[Math] mirror symmetry with algebraic geometry

ag.algebraic-geometrymirror-symmetrymp.mathematical-physics

Why is it that mirror symmetry has many relations with algebraic geometry, rather than with complex geometry or differential geometry? (In other words, how is it that solutions to polynomials become relevant, given that these do not appear in the physics which motivates mirror symmetry?) I would especially appreciate nontechnical answers.

Best Answer

Here are a few scattered observations:

  • Our ability to construct examples (e.g. of CY manifolds) is limited, and the tools of algebraic geometry are perfectly suited to doing so (as has been noted).

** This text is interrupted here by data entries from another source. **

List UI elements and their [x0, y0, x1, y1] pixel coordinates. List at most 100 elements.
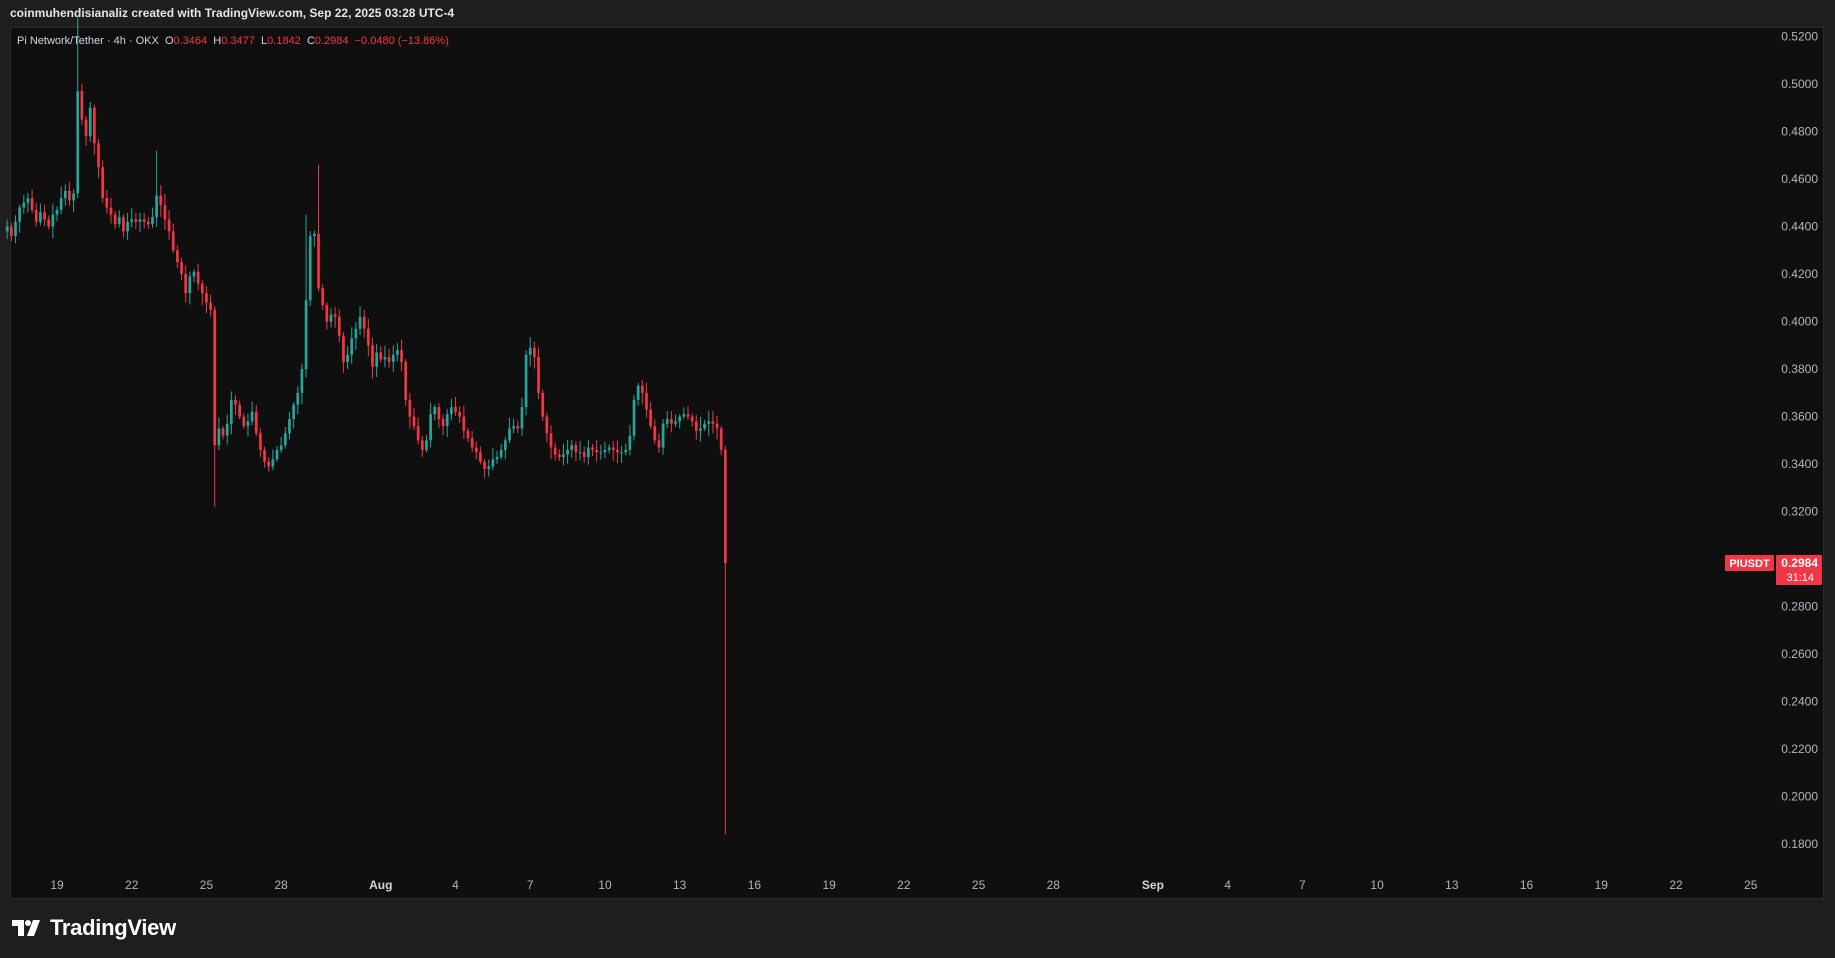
y-axis-tick-label: 0.3800 [1781, 362, 1818, 376]
candle-body [238, 404, 242, 417]
candle-body [462, 416, 466, 431]
candle-body [254, 411, 258, 434]
candle-body [313, 233, 316, 237]
legend-high-label: H [213, 35, 222, 47]
price-tag-countdown: 31:14 [1786, 572, 1814, 584]
x-axis-tick-label: Sep [1142, 878, 1164, 892]
candle-body [63, 190, 67, 199]
legend-symbol[interactable]: Pi Network/Tether · 4h · OKX [17, 35, 159, 47]
candle-body [209, 302, 212, 310]
candle-body [429, 414, 432, 441]
candle-body [300, 369, 304, 393]
legend-low-label: L [261, 35, 268, 47]
candle-body [134, 219, 138, 222]
candle-body [93, 107, 96, 144]
x-axis-tick-label: 16 [748, 878, 762, 892]
candle-body [632, 399, 636, 436]
y-axis-tick-label: 0.4400 [1781, 220, 1818, 234]
x-axis-tick-label: 19 [1595, 878, 1609, 892]
candle-body [9, 226, 13, 237]
candle-body [304, 300, 308, 370]
candle-body [537, 357, 540, 393]
candle-body [72, 193, 75, 201]
candle-body [122, 217, 125, 232]
candle-body [437, 407, 441, 419]
candle-body [483, 461, 486, 469]
y-axis-tick-label: 0.2400 [1781, 695, 1818, 709]
candle-body [30, 198, 34, 210]
candle-body [512, 426, 515, 429]
candle-body [55, 209, 59, 215]
candle-body [151, 217, 154, 225]
candle-body [719, 428, 723, 450]
chart-area[interactable] [10, 27, 1824, 899]
candle-body [362, 316, 366, 329]
candle-body [59, 198, 63, 210]
candle-body [213, 309, 217, 446]
candle-body [616, 449, 619, 453]
tradingview-logo-icon [12, 920, 40, 936]
candle-body [18, 207, 21, 222]
candle-body [221, 428, 225, 436]
candle-body [346, 354, 349, 362]
tradingview-logo[interactable]: TradingView [12, 915, 176, 941]
candle-body [283, 433, 287, 446]
candle-body [225, 423, 229, 436]
y-axis-tick-label: 0.2800 [1781, 600, 1818, 614]
y-axis-tick-label: 0.3400 [1781, 457, 1818, 471]
candle-body [113, 214, 117, 225]
x-axis-tick-label: 19 [50, 878, 64, 892]
candle-body [657, 440, 661, 448]
candle-body [549, 433, 553, 448]
candle-body [611, 447, 615, 450]
candle-body [491, 459, 495, 467]
candle-body [171, 231, 175, 251]
candle-body [557, 454, 561, 458]
x-axis-tick-label: 7 [1299, 878, 1306, 892]
candle-body [408, 399, 412, 417]
candle-body [51, 214, 55, 227]
candle-body [259, 433, 262, 450]
candle-body [724, 449, 727, 563]
candle-body [267, 461, 271, 467]
candle-body [678, 416, 682, 422]
candle-body [105, 198, 109, 208]
candle-body [375, 352, 378, 367]
candle-body [670, 418, 673, 424]
y-axis-tick-label: 0.3200 [1781, 505, 1818, 519]
candle-body [263, 449, 266, 462]
legend-close-label: C [306, 35, 315, 47]
candle-body [84, 119, 88, 137]
candle-body [520, 407, 524, 429]
candle-body [694, 421, 698, 431]
candle-body [396, 350, 399, 355]
y-axis-tick-label: 0.2200 [1781, 742, 1818, 756]
candle-body [366, 328, 370, 346]
candle-body [26, 198, 30, 203]
legend-low-value: 0.1842 [267, 35, 301, 47]
candle-body [620, 452, 623, 454]
candle-body [454, 407, 457, 412]
candle-body [653, 426, 657, 441]
candle-body [690, 416, 694, 422]
candle-body [665, 418, 669, 424]
candle-body [43, 212, 46, 220]
candle-body [479, 452, 482, 462]
candle-body [80, 91, 84, 120]
candle-body [487, 466, 491, 469]
candle-body [271, 459, 275, 467]
candle-body [533, 347, 536, 358]
y-axis-tick-label: 0.5000 [1781, 77, 1818, 91]
candle-body [250, 411, 254, 422]
candle-body [188, 276, 192, 294]
candle-body [499, 449, 503, 458]
candle-body [167, 219, 171, 232]
candle-body [686, 414, 690, 417]
candle-body [412, 416, 416, 427]
candle-body [400, 350, 403, 362]
candle-body [649, 409, 652, 427]
candle-body [674, 421, 677, 424]
candle-body [441, 418, 445, 427]
candle-body [176, 250, 179, 263]
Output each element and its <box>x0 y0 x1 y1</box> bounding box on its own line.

  • Toric varieties are a source of many examples -- Batyrev-Borisov pairs -- and they are even "more" than algebraic, they're combinatorial. In fact, the whole business is really about integers in the end, so combinatorics reigns supreme.

  • The fuzziness of $A_\infty$ structures is more suited to algebraic topology rather than geometry.

  • Continuity of certain structures (which are created from counting problems) across walls, scores some points for analysis over combinatorics and algebra.

  • Elliptic curves are only "kinda" algebraic, and the mirror phenomenon there is certainly transcendental.

  • Physics indeed does not care too much about how the spaces are constructed, but (as has been noted) even the non-topological version of mirror symmetry is an equivalence of a very algebraic structure (which includes representations of superconformal algebras).

I was hoping to unify these idle thoughts into a coherent response, but I don't think I can. Maybe the algebraic geometric aspects just grew faster because the mathematics is "easier" (or at least better understood by more mathematicians): witness the slow uptake of BCOV and its antiholomorphicity within mathematics.

To respond personally: these days, I try to transfer the algebraic and symplectic structures to combinatorics so that I can hold them in my hand and try to understand them better.